Total ozone trends at sixteen NOAA/CMDL and Cooperative Dobson Spectrophotometer Observatories during 1979-1996

Autor: D. M. Quincy, W. D. Komhyr, Gregory C. Reinsel, R. Evans, R. D. Grass, R. K. Leonard
Rok vydání: 1997
Předmět:
Zdroj: Geophysical Research Letters. 24:3225-3228
ISSN: 0094-8276
DOI: 10.1029/97gl03313
Popis: Ozone trends, derived from 1979–1996 Dobson spectrophotometer total ozone data obtained at five U.S. mainland midlatitude stations, averaged −3.4, −4.9, −2.6, −1.9, and −3.3%/decade for winter, spring, summer, and autumn months, and on an annual basis, respectively. At the lower latitude stations of Mauna Loa and Samoa, corresponding-period annual ozone trends were −0.4 and −1.3%/decade, respectively, while at Huancayo, Peru, the 1979–1991 annual trend was −0.9%/decade.
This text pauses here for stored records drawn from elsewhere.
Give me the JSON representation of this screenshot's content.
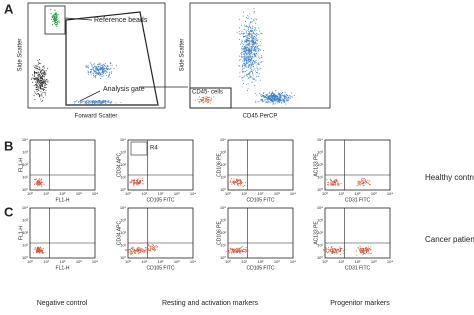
{
  "panel_labels": [
    "A",
    "B",
    "C"
  ],
  "panel_a": {
    "left": {
      "y_label": "Side Scatter",
      "x_label": "Forward Scatter",
      "beads_label": "Reference beads",
      "gate_label": "Analysis gate"
    },
    "right": {
      "y_label": "Side Scatter",
      "x_label": "CD45 PerCP",
      "gate_label": "CD45- cells"
    }
  },
  "tick_labels": [
    "10⁰",
    "10¹",
    "10²",
    "10³",
    "10⁴"
  ],
  "rows": [
    {
      "label": "Healthy control",
      "plots": [
        {
          "y_label": "FL1-H",
          "x_label": "FL1-H"
        },
        {
          "y_label": "CD34 APC",
          "x_label": "CD105 FITC",
          "region": "R4"
        },
        {
          "y_label": "CD106 PE",
          "x_label": "CD105 FITC"
        },
        {
          "y_label": "AC133 PE",
          "x_label": "CD31 FITC"
        }
      ]
    },
    {
      "label": "Cancer patient",
      "plots": [
        {
          "y_label": "FL1-H",
          "x_label": "FL1-H"
        },
        {
          "y_label": "CD34 APC",
          "x_label": "CD105 FITC"
        },
        {
          "y_label": "CD106 PE",
          "x_label": "CD105 FITC"
        },
        {
          "y_label": "AC133 PE",
          "x_label": "CD31 FITC"
        }
      ]
    }
  ],
  "columns": [
    "Negative control",
    "Resting and activation markers",
    "Progenitor markers"
  ]
}
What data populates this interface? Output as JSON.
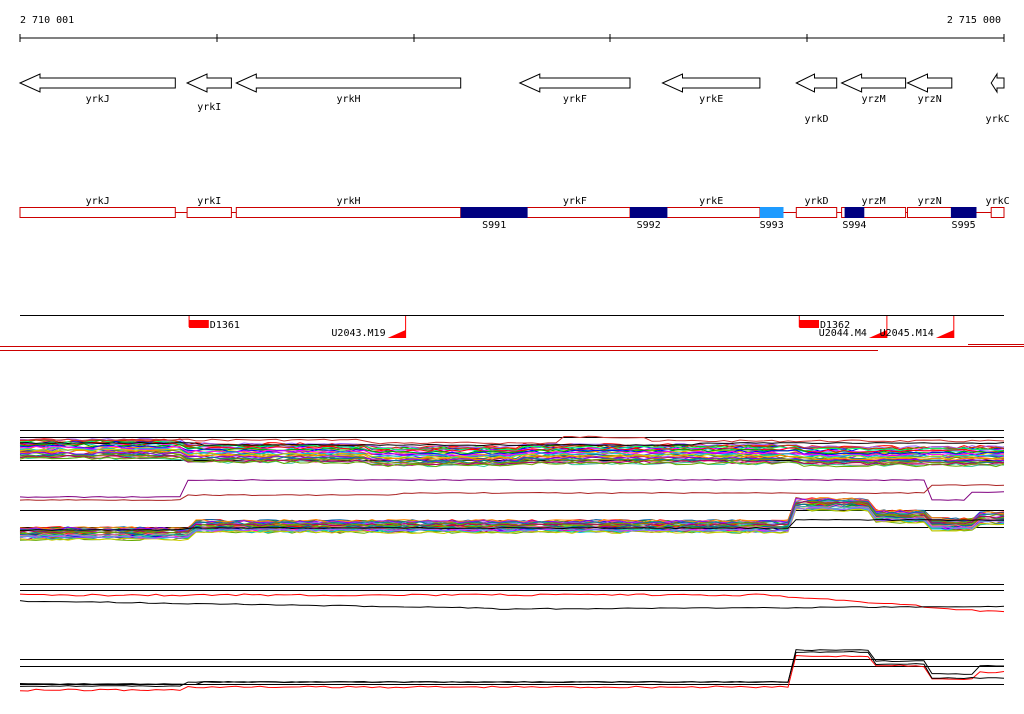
{
  "ruler": {
    "start_label": "2 710 001",
    "end_label": "2 715 000",
    "start_coord": 2710001,
    "end_coord": 2715000
  },
  "genes": [
    {
      "name": "yrkJ",
      "start": 2710001,
      "end": 2710790,
      "strand": "-"
    },
    {
      "name": "yrkI",
      "start": 2710850,
      "end": 2711075,
      "strand": "-"
    },
    {
      "name": "yrkH",
      "start": 2711100,
      "end": 2712240,
      "strand": "-"
    },
    {
      "name": "yrkF",
      "start": 2712540,
      "end": 2713100,
      "strand": "-"
    },
    {
      "name": "yrkE",
      "start": 2713265,
      "end": 2713760,
      "strand": "-"
    },
    {
      "name": "yrkD",
      "start": 2713945,
      "end": 2714150,
      "strand": "-"
    },
    {
      "name": "yrzM",
      "start": 2714175,
      "end": 2714500,
      "strand": "-"
    },
    {
      "name": "yrzN",
      "start": 2714510,
      "end": 2714735,
      "strand": "-"
    },
    {
      "name": "yrkC",
      "start": 2714935,
      "end": 2715000,
      "strand": "-"
    }
  ],
  "segments": [
    {
      "name": "S991",
      "start": 2712240,
      "end": 2712580,
      "color": "#000080"
    },
    {
      "name": "S992",
      "start": 2713100,
      "end": 2713290,
      "color": "#000080"
    },
    {
      "name": "S993",
      "start": 2713760,
      "end": 2713880,
      "color": "#1e9bff"
    },
    {
      "name": "S994",
      "start": 2714190,
      "end": 2714290,
      "color": "#000080"
    },
    {
      "name": "S995",
      "start": 2714730,
      "end": 2714860,
      "color": "#000080"
    }
  ],
  "features": [
    {
      "name": "D1361",
      "kind": "block",
      "start": 2710860,
      "end": 2710960
    },
    {
      "name": "U2043.M19",
      "kind": "up",
      "start": 2710860,
      "end": 2711960
    },
    {
      "name": "D1362",
      "kind": "block",
      "start": 2713960,
      "end": 2714060
    },
    {
      "name": "U2044.M4",
      "kind": "up",
      "start": 2713960,
      "end": 2714405
    },
    {
      "name": "U2045.M14",
      "kind": "up",
      "start": 2714405,
      "end": 2714745
    }
  ],
  "colors": {
    "gene_box": "#cc0000",
    "feature": "#ff0000",
    "frame": "#cc0000",
    "lines": "#000000"
  }
}
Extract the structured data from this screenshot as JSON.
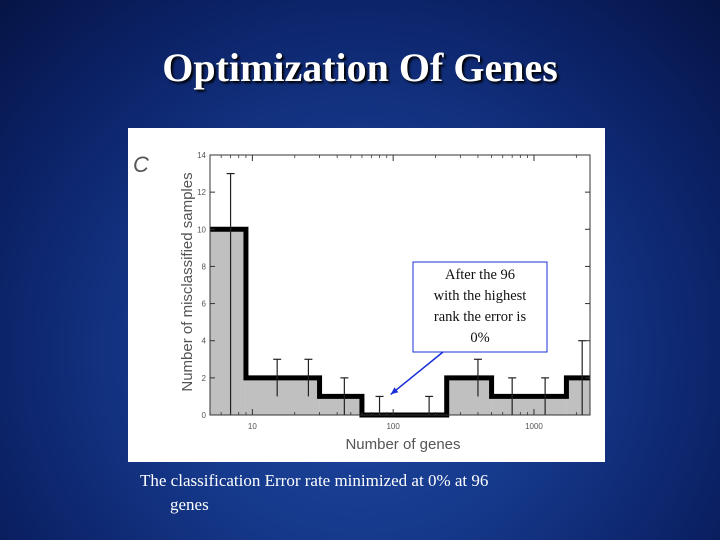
{
  "slide": {
    "title": "Optimization Of Genes",
    "caption_line1": "The classification Error rate minimized at 0% at 96",
    "caption_line2": "genes"
  },
  "chart_data": {
    "type": "step",
    "panel_label": "C",
    "xlabel": "Number of genes",
    "ylabel": "Number of misclassified samples",
    "xscale": "log",
    "xlim": [
      5,
      2500
    ],
    "ylim": [
      0,
      14
    ],
    "xticks": [
      10,
      100,
      1000
    ],
    "xtick_labels": [
      "10",
      "100",
      "1000"
    ],
    "yticks": [
      0,
      2,
      4,
      6,
      8,
      10,
      12,
      14
    ],
    "ytick_labels": [
      "0",
      "2",
      "4",
      "6",
      "8",
      "10",
      "12",
      "14"
    ],
    "grid": false,
    "bins": [
      {
        "x0": 5,
        "x1": 9,
        "value": 10,
        "err_hi": 13,
        "err_lo": 0
      },
      {
        "x0": 9,
        "x1": 30,
        "value": 2,
        "err_hi": 3,
        "err_lo": 1
      },
      {
        "x0": 30,
        "x1": 60,
        "value": 1,
        "err_hi": 2,
        "err_lo": 0
      },
      {
        "x0": 60,
        "x1": 240,
        "value": 0,
        "err_hi": 1,
        "err_lo": 0
      },
      {
        "x0": 240,
        "x1": 500,
        "value": 2,
        "err_hi": 3,
        "err_lo": 1
      },
      {
        "x0": 500,
        "x1": 1700,
        "value": 1,
        "err_hi": 2,
        "err_lo": 0
      },
      {
        "x0": 1700,
        "x1": 2500,
        "value": 2,
        "err_hi": 4,
        "err_lo": 0
      }
    ],
    "error_bar_x": [
      7,
      15,
      25,
      45,
      80,
      180,
      400,
      700,
      1200,
      2200
    ],
    "annotation": {
      "text_lines": [
        "After the 96",
        "with the highest",
        "rank the error is",
        "0%"
      ],
      "arrow_target_x": 96,
      "arrow_target_y": 1,
      "color": "#1a2fd6"
    },
    "fill_color": "#c0c0c0",
    "line_color": "#000000"
  }
}
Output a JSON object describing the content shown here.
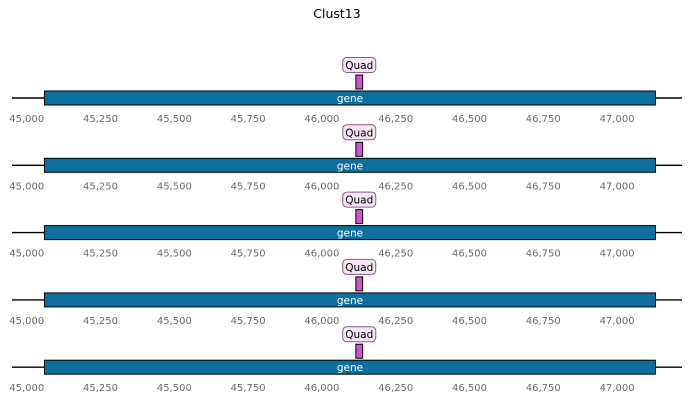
{
  "figure": {
    "title": "Clust13"
  },
  "chart_data": {
    "type": "genome-track",
    "title": "Clust13",
    "x_range": [
      44950,
      47220
    ],
    "ticks": [
      45000,
      45250,
      45500,
      45750,
      46000,
      46250,
      46500,
      46750,
      47000
    ],
    "tick_labels": [
      "45,000",
      "45,250",
      "45,500",
      "45,750",
      "46,000",
      "46,250",
      "46,500",
      "46,750",
      "47,000"
    ],
    "colors": {
      "gene": "#0e6ea0",
      "feature": "#cc55cc",
      "feature_label_bg": "#f6e6f6",
      "feature_label_border": "#8a5a8a",
      "axis": "#000000"
    },
    "tracks": [
      {
        "gene": {
          "label": "gene",
          "start": 45060,
          "end": 47130
        },
        "feature": {
          "label": "Quad",
          "start": 46115,
          "end": 46138
        }
      },
      {
        "gene": {
          "label": "gene",
          "start": 45060,
          "end": 47130
        },
        "feature": {
          "label": "Quad",
          "start": 46115,
          "end": 46138
        }
      },
      {
        "gene": {
          "label": "gene",
          "start": 45060,
          "end": 47130
        },
        "feature": {
          "label": "Quad",
          "start": 46115,
          "end": 46138
        }
      },
      {
        "gene": {
          "label": "gene",
          "start": 45060,
          "end": 47130
        },
        "feature": {
          "label": "Quad",
          "start": 46115,
          "end": 46138
        }
      },
      {
        "gene": {
          "label": "gene",
          "start": 45060,
          "end": 47130
        },
        "feature": {
          "label": "Quad",
          "start": 46115,
          "end": 46138
        }
      }
    ]
  }
}
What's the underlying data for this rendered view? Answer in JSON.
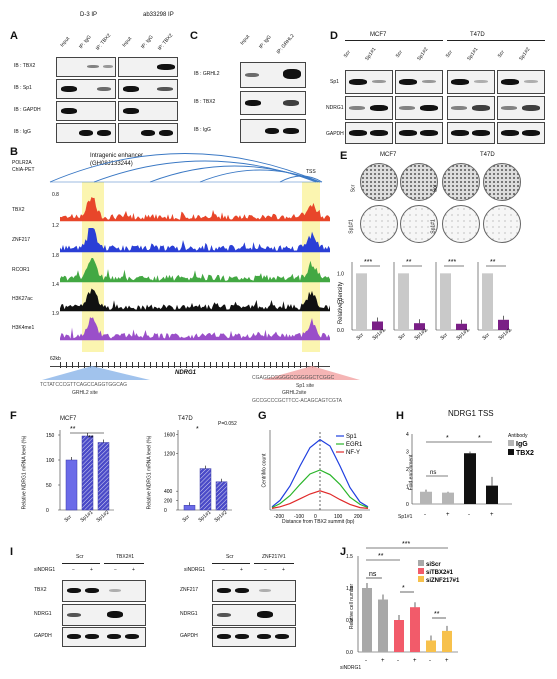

A linear trend approximation to ozone changes that occurred since 1978 during austral daylight times at Amundsen-Scott (South Pole) station, Antarctica, yielded a value of −12%/decade. By combining 1979–1996 annual trend data for three U.S. mainland stations with trends for the sites derived from 1963–1978 data, it is estimated that the ozone decrease at U.S. midlatitudes through 1996, relative to ozone present in the mid-1960s, was −6.7%. Similar analyses incorporating South Pole data obtained since 1963 yielded an ozone change at South Pole (daylight observations) through 1996 of approximately −25%. South Pole October total ozone values in 1996 were lower than mid-1960s October ozone values by a factor of two. Trend data are also presented for several shorter record period stations, including the foreign cooperative stations of Haute Provence, France; Lauder, New Zealand; and Perth, Australia.